世界ランカーでもなかったはずなので、無理やりねじこんだ試合だろう。
37歳、いつ来るかもわからぬ試合に向けてひたむきに練習する姿と実績を考慮してのことだろう。
盟友の村田諒太はもう引退している。
そして清水聡にとっても、これが最初で最後のチャンスだろう・・・
ロベイシ・ラミレス
ロンドンオリンピックフライ級金メダル
リオデジャネイロオリンピックバンタム級金メダル
キューバのトップアマだが、プロ初戦でいきなり負けて期待を大きく裏切った。その後は連勝で、本来の上手さを発揮し、元Sバンタム世界王者のアイザック・ドッグボゥを判定で破り世界王者に到達した。ドッグボゥはロンドンオリンピックで清水に1回戦で9-10で負けていたりする。

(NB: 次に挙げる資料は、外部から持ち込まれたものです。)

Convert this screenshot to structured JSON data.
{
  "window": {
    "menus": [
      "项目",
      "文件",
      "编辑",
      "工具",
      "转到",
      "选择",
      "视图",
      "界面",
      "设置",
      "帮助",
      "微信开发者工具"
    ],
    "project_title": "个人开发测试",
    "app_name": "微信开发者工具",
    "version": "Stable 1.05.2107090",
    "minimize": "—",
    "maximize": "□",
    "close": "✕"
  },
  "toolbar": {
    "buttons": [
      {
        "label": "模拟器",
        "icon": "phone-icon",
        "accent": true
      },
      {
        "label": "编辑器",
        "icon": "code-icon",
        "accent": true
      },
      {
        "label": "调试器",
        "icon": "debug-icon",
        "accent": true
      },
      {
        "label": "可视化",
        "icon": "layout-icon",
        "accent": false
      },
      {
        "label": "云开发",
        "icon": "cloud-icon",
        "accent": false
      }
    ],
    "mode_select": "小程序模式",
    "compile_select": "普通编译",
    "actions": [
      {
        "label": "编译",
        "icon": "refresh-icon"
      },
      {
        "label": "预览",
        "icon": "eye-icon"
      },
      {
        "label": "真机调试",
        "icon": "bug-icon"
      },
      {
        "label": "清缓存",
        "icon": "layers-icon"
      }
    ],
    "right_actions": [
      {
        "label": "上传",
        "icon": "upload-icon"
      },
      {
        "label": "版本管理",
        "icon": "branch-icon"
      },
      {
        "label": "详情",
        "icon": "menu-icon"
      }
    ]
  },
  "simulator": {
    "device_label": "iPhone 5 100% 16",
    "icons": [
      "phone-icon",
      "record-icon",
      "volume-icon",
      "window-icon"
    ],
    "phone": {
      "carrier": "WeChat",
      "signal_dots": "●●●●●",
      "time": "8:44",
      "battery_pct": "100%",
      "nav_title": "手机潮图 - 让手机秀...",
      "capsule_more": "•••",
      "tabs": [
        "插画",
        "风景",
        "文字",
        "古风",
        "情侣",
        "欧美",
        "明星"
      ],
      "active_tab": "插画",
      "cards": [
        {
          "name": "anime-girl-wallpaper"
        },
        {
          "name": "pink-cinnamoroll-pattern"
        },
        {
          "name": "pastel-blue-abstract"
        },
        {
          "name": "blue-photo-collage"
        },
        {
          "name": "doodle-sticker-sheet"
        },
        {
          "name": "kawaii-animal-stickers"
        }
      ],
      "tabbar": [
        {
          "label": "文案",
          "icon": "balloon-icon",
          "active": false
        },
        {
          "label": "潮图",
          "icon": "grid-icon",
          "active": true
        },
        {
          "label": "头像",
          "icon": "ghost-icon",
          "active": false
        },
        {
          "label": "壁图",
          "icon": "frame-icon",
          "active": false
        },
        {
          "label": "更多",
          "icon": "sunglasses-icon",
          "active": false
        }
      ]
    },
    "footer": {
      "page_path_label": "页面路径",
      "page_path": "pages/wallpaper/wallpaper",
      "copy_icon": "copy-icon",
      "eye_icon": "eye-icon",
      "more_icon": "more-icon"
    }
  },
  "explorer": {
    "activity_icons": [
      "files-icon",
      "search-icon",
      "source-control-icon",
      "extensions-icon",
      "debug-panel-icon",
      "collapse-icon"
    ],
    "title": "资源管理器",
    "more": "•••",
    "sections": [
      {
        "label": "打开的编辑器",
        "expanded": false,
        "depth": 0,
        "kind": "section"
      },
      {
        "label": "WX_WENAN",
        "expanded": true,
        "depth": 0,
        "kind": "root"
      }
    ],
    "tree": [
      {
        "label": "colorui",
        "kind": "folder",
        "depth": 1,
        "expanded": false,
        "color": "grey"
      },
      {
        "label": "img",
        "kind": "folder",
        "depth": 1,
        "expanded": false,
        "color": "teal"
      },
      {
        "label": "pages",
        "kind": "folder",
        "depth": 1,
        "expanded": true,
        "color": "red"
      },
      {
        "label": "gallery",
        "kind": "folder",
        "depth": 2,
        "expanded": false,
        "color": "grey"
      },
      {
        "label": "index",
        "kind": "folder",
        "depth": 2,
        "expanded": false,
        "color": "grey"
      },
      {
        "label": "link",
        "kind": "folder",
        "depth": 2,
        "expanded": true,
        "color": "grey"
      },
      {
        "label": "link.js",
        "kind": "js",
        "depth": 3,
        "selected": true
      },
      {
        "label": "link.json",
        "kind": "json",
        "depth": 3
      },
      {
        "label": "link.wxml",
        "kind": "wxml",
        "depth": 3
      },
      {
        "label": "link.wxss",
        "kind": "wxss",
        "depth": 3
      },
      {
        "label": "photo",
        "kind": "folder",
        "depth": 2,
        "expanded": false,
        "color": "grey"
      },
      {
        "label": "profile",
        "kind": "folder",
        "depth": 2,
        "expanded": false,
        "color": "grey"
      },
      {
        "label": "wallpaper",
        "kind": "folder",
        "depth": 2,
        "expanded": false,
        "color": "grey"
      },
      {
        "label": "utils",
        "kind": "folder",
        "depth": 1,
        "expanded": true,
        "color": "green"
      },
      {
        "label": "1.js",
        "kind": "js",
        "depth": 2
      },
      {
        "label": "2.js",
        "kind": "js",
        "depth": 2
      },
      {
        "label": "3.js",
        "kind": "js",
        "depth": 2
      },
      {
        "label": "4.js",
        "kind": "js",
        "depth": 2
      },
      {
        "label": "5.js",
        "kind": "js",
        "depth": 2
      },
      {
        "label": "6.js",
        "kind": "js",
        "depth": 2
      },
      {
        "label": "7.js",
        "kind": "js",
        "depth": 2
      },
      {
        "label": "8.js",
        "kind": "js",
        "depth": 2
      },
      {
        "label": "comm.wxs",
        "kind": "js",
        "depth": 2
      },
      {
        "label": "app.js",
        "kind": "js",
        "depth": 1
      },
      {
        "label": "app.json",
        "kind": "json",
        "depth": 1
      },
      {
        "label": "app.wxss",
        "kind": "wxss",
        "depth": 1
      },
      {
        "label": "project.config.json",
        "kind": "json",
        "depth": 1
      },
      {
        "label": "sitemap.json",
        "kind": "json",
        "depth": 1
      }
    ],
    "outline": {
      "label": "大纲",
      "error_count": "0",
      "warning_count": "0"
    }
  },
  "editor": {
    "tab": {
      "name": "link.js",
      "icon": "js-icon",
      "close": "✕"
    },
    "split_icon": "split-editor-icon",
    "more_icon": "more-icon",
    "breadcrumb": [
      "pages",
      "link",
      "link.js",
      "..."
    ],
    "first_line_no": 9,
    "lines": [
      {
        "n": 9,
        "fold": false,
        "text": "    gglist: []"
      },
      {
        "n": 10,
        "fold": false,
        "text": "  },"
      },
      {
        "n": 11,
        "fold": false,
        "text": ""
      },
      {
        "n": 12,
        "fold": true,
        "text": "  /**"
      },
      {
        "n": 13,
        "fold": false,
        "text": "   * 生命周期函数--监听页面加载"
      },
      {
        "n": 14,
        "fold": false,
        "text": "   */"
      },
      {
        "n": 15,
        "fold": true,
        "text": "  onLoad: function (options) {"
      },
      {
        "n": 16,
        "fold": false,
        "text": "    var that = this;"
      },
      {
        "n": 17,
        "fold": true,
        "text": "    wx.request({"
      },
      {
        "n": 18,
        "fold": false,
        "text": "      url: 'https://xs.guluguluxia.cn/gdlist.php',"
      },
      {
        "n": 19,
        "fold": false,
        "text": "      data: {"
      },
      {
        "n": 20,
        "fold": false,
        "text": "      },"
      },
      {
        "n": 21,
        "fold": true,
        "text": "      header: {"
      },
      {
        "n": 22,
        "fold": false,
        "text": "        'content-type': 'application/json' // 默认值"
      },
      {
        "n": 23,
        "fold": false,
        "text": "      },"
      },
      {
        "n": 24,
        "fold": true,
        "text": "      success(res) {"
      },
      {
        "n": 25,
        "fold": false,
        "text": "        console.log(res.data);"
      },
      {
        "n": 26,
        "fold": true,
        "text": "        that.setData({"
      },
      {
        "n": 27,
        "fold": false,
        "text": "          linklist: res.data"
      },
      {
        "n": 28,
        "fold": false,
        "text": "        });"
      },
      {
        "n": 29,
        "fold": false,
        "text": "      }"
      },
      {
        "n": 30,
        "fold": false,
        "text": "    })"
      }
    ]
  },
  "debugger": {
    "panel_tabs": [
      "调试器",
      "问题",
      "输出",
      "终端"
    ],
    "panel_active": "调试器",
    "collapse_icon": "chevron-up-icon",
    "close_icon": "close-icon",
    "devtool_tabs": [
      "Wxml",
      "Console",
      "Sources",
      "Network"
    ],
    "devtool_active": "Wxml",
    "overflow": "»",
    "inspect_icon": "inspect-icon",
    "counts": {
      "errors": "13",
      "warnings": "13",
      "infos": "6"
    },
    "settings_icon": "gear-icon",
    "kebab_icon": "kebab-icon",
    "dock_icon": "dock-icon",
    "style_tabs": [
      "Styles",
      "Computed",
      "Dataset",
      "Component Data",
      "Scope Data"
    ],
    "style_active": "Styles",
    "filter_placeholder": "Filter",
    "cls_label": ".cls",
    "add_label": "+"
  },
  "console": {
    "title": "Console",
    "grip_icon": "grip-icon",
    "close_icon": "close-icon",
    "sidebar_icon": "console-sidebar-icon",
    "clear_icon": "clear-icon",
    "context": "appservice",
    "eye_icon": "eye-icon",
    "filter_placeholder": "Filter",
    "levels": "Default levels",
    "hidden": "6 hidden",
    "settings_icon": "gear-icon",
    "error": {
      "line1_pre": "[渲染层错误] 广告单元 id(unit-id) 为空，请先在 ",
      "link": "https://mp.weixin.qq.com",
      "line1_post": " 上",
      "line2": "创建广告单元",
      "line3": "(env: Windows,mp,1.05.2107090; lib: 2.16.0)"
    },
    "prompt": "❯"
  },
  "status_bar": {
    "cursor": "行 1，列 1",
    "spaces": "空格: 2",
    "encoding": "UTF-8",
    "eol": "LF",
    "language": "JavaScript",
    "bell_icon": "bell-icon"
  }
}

プロでのラミレスは本来の才能を出しつつあり、デビューで負けた後全勝であっさり世界を取るところなど、ただ者ではないが、今をときめくシャクール・スティーブンソンに勝って金メダルをとったとはおもえないほど差をつけられてしまった。すさまじい反射神経と防御勘、センスなのだろうがシャクールに比べると危ない被弾もするしポイントメイクも圧倒的とは言えない。
身長 165cm
リーチ 173cm
とそんなに大きくないし力感もないが、最近はKO勝利も増えてきている。イスマエル・サラスに師事してプロとしてようやく力が発揮できるようになってきたところだろうか。
井上尚弥とほぼ同じ歳(29歳)にして、アマチュア実績はそれ以上の極上のネームではある。
対する清水聡はロベイシよりもずっと背が高く(179センチ)一撃の威力も打たれ強さも上だろう。ロンドン、バンタム級銅メダルという立派なアマチュア歴もある。
この両者、果たして噛み合うだろうか。
見栄え、スピードやテクニックは間違いなくロベイシ・ラミレスが上で、清水のパンチが当たらぬ限りポイントをピックアップしていくのは彼だろう。かといって清水は愚直なファイターでもなく、アウトボクサーとも言えず、圧力とタイミングでゲームメイクしていく型破りタイプ?だろうか。
体格差がかなりあるので、清水の距離や威圧感がロベイシに通用すれば一縷の望みはあるが、スピードやスキルに清水はかなり苦労するだろう。年齢的にピークも過ぎているだろう。
ロベイシ・ラミレスがジョー・ノイナイに負ける姿は考えられないので普通に考えると2-8くらいで清水が不利だろう。前戦、これまでの相手レベルも低く、いきなりロベイシ・ラミレスが相手というのも無理がある。
しかし、偉大なアマ実績をひっさげ、負けても、37歳になっても腐らずに努力を続けてきた清水の躍動がないとは言い切れない。見た目よりずっと強い、意味が分からない不思議な強さ、捉えどころのない性格というのが清水聡の魅力だから。
是非、アップセットを起こし、この試合が最後ではなく、プロ第二章のはじまりであって欲しい。
日本から世界フェザー級王者誕生を期待する。